Last night's Holy Thursday service was good. We're getting better and better at stripping the altar. I need to convince Sal that he really, really should stay in the sacristy and not wander off mid-ritual, but it isn't easy to convince him of things when he has his heart set on something.

After going home and frantically working on banners, I paused and went to night prayer. God's work, my work. It may have been more productive to stay at home for the 20 minutes and pin pin pin but I would have regretted missing prayer. I got there a few minutes early and sat next to Sal...and listened to him breathe and swallow for an eternity. I thought about community and why we, as humans, choose to join them.
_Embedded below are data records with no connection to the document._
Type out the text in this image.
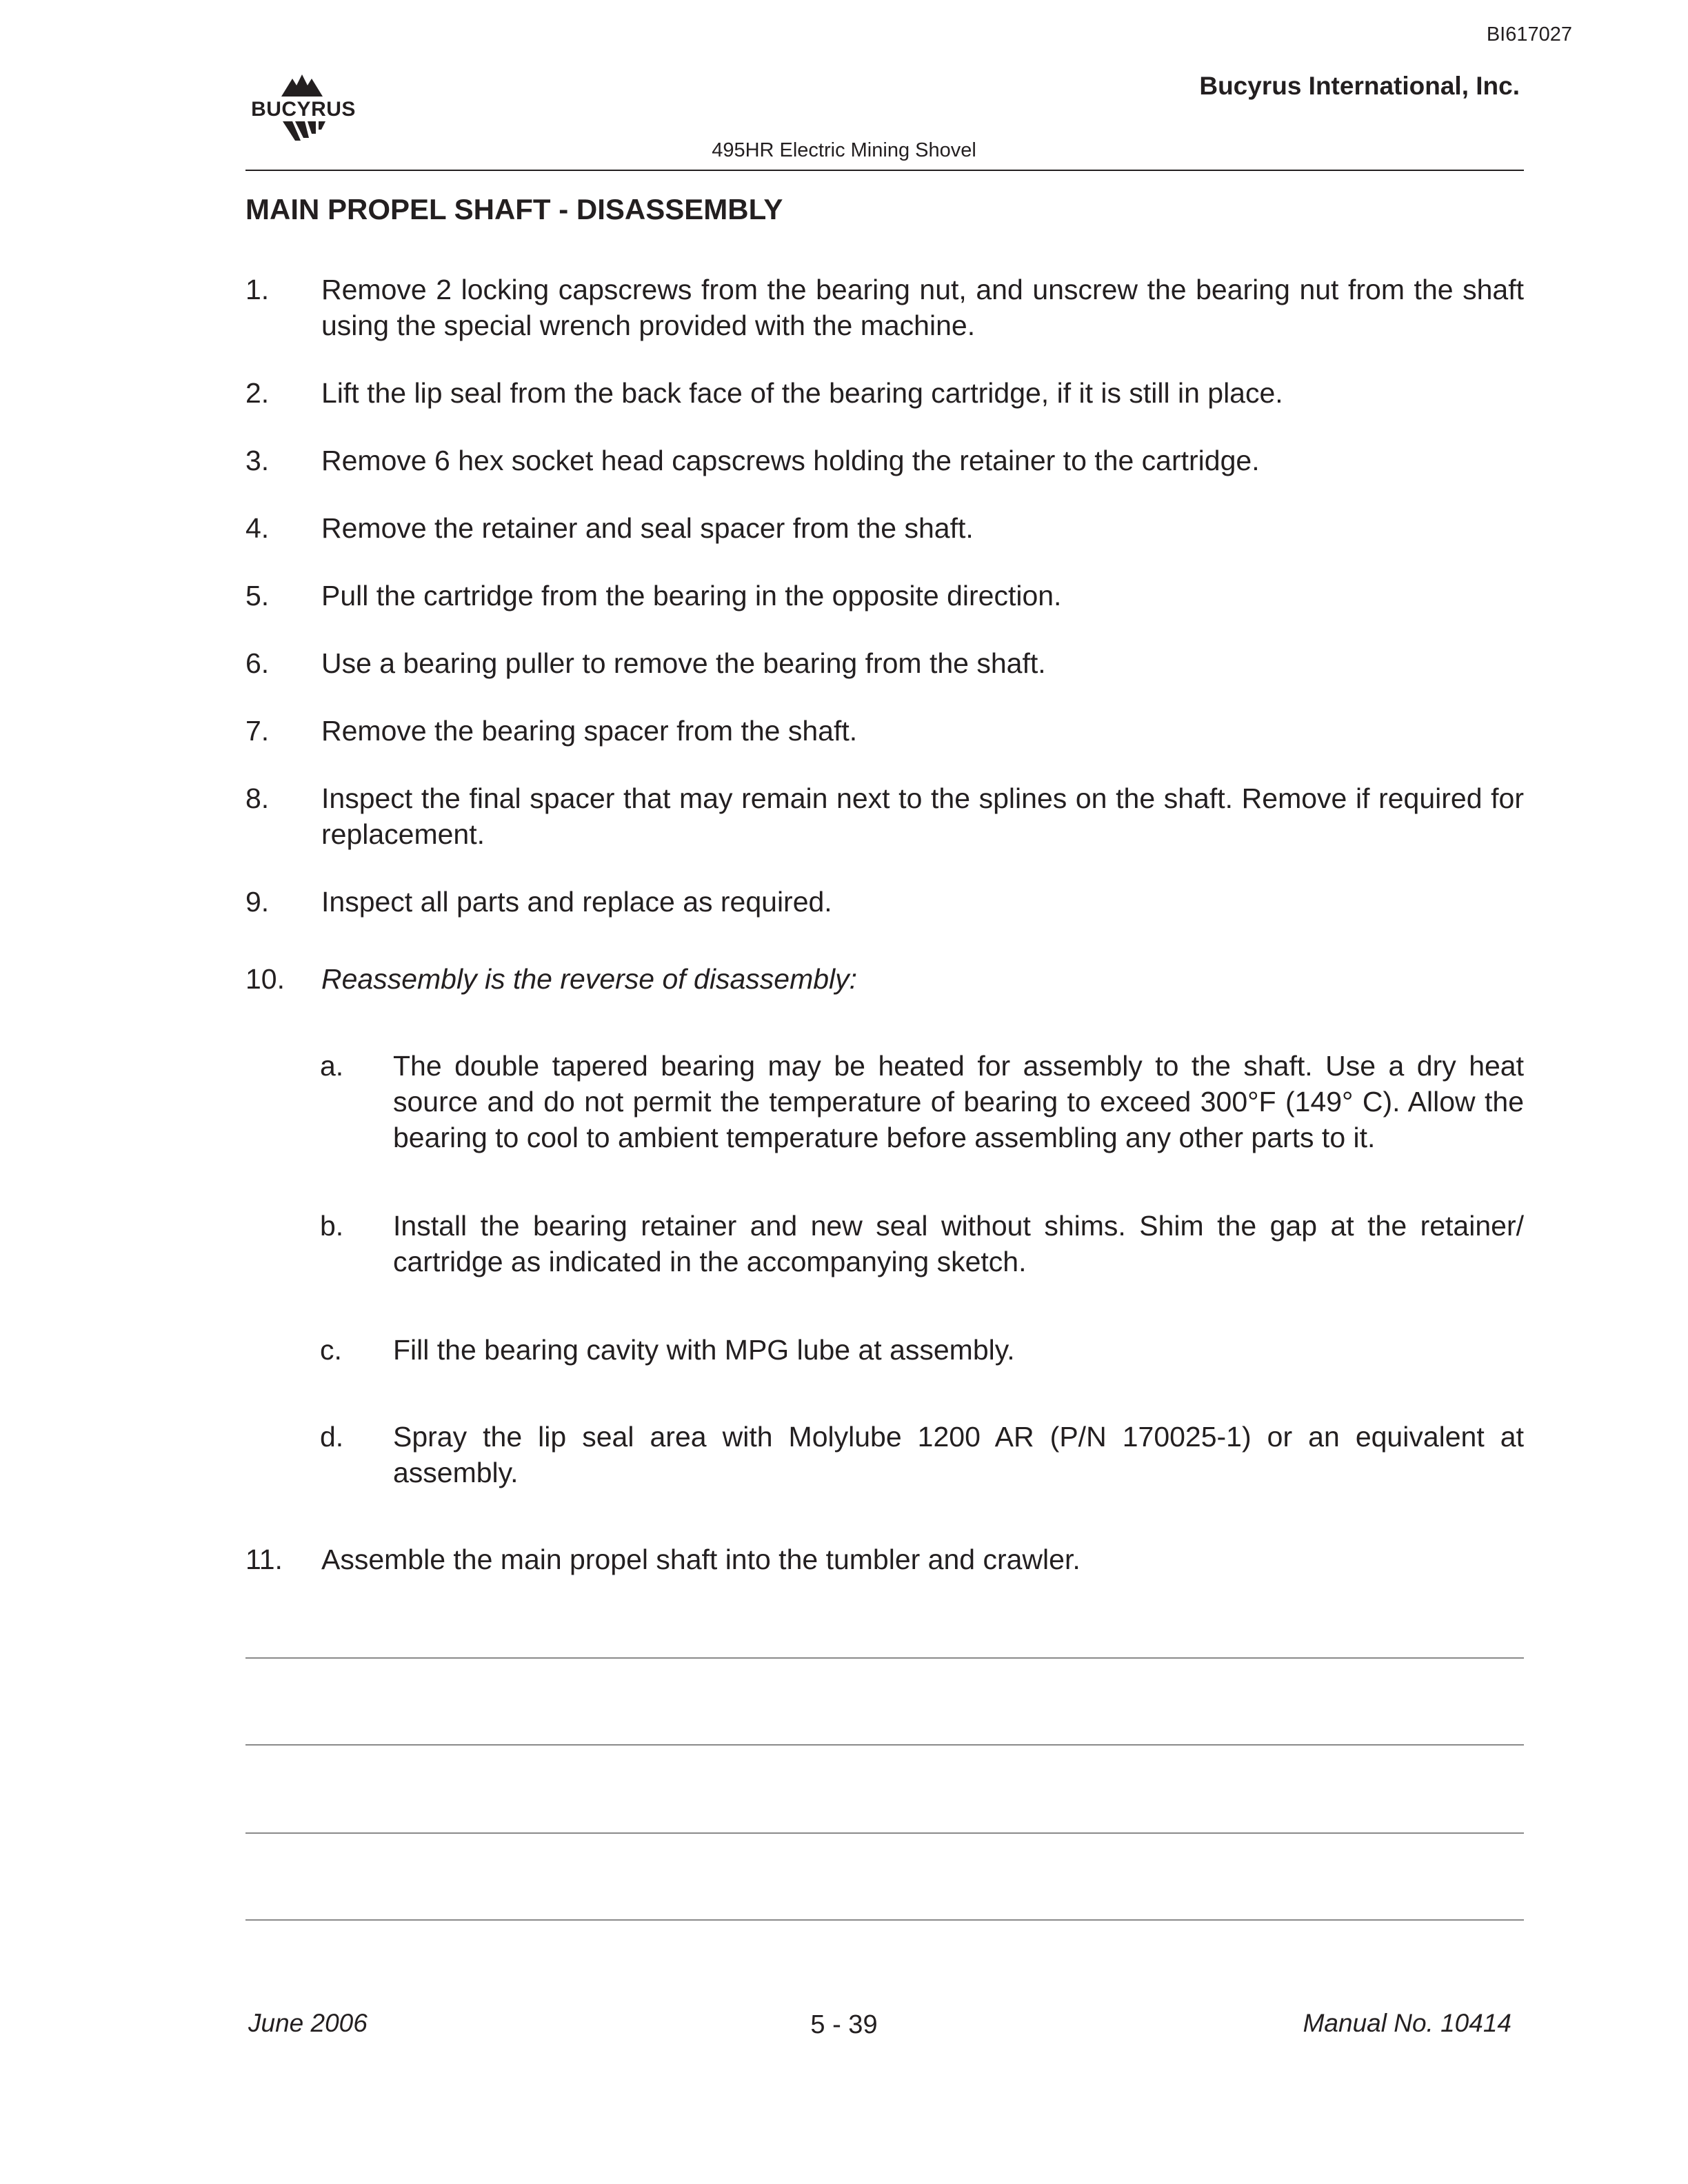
BI617027
Bucyrus International, Inc.
BUCYRUS
495HR Electric Mining Shovel
MAIN PROPEL SHAFT - DISASSEMBLY
1. Remove 2 locking capscrews from the bearing nut, and unscrew the bearing nut from the shaft using the special wrench provided with the machine.
2. Lift the lip seal from the back face of the bearing cartridge, if it is still in place.
3. Remove 6 hex socket head capscrews holding the retainer to the cartridge.
4. Remove the retainer and seal spacer from the shaft.
5. Pull the cartridge from the bearing in the opposite direction.
6. Use a bearing puller to remove the bearing from the shaft.
7. Remove the bearing spacer from the shaft.
8. Inspect the final spacer that may remain next to the splines on the shaft. Remove if required for replacement.
9. Inspect all parts and replace as required.
10. Reassembly is the reverse of disassembly:
a. The double tapered bearing may be heated for assembly to the shaft. Use a dry heat source and do not permit the temperature of bearing to exceed 300°F (149° C). Allow the bearing to cool to ambient temperature before assembling any other parts to it.
b. Install the bearing retainer and new seal without shims. Shim the gap at the retainer/ cartridge as indicated in the accompanying sketch.
c. Fill the bearing cavity with MPG lube at assembly.
d. Spray the lip seal area with Molylube 1200 AR (P/N 170025-1) or an equivalent at assembly.
11. Assemble the main propel shaft into the tumbler and crawler.
June 2006	5 - 39	Manual No. 10414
What is it about being with other people--especially other people who irritate us--that gives us so much life? It isn't just sharing in a task like a work committee or political campaign. Church communities have people like Sal and people like Wilma and people like Dolores.

I drove home down Grand thinking these things, missing the monastery, and knowing there was no possible way I was going to get any more work done on the banners that night. Quilting is a liquid--it fills the container given. They would be done by Saturday whether I worked on them or not. And they wouldn't be done until then, whether I worked on them or not.